The album’s title track, “I Hope You Don’t Remember Me”, is the commanding first taste you get of it, named so because, as Bella puts it, “there’s something ridiculous about it. Overly dramatic and extreme.” The track—the last one written but inspired by the first, a “self deprecating ode to rejection” called “Word Vomit”—is an antidote to the famous ballads about a fear of being forgotten. Bella calls it “part Beach Boys, part Robyn”, it’s a scintillating, bait-and-switch pop track that simultaneously sounds bitter and forgiving. Not long after she wrote “Word Vomit”, a song called “Feel Something” came to her, about forbidden romance and the way being so lovestruck can override your common sense. “It’s wild and free and perhaps more emotionally naive than the rest of the record,” she says.
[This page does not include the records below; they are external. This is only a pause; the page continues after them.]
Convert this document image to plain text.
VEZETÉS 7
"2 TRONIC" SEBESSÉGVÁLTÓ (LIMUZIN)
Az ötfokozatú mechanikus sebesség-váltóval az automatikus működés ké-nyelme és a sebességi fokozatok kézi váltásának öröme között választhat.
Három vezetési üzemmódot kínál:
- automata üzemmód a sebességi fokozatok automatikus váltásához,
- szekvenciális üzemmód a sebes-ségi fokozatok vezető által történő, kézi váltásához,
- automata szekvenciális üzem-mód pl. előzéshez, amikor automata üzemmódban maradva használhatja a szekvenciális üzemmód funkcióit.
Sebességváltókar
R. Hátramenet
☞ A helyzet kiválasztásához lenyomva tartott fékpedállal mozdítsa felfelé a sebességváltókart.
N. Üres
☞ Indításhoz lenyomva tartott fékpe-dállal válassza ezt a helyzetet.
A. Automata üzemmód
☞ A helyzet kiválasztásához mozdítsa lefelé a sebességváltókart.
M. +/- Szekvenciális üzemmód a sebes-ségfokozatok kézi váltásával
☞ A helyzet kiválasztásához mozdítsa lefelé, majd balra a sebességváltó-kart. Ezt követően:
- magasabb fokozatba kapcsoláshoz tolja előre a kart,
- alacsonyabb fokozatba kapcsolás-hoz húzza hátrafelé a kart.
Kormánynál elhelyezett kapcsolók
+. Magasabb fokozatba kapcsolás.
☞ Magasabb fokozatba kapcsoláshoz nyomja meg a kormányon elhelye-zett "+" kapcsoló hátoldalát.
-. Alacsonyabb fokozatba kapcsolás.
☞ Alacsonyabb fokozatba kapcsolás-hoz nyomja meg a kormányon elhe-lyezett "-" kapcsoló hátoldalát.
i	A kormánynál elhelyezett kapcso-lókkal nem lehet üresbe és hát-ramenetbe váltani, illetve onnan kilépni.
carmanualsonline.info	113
Bella’s feelings are probably best captured in “Permanently Obsessed”, an “off-kilter and crazy song about my repeated cycle of behaviour,” as she puts it. The subject of the song had taken up so much of her headspace that she was slipping into Bella’s daily conversation. “You really hear that unreliable narrator,” she says.
For all of its scything and tricky feelings, it does have a heart—an unequivocal love song about a subject the album both tears down and fawns over with equal feeling: “Abigail”. “It’s a love song about a person and how magical they are,” is how Bella describes it. It was so candid there was a time she wrestled with even releasing it. “And then you realise that you've created something that is a pure description of the experience. It's not cloaked in satire. It's raw emotion.“ It was the manifestation of her “rock star fantasy” too. The drums were performed by Carla Azar, who’s worked with PJ Harvey and Jack White, while Michael Shuman of Queens of the Stone Age played bass.
The realisations rolled in continuously. On “The Protagonist”, one of the songs most dear to Bella’s heart, she ruminated over the role she plays in someone else’s life, how she was treated, and how she too is culpable of being that way for other people. “I wrote about my experience as a side character in someone else’s story, or collateral damage. It’s about how we have a set of rules for ourselves and a set of rules for other people. It's also about the cycle of pain.”
“This was not an album made for anyone else,” Bella says of I Hope You Don’t Remember Me. “It's not sending words of encouragement to anyone. There's no message. There's no resolution.” Instead, it’s an achingly true record that asks yourself to see yourself in its specificities: in that cycle of pain, and the sardonic way we can brush it off. We all tell ourselves we’re fine and we can move on from things—Baby Queen’s I Hope You Don’t Remember Me is for the deluded heartbroken person inside all of us. Years on, Bella’s in therapy; she’s smoking weed again, for balance. Unsurprisingly, the girl is still on her mind.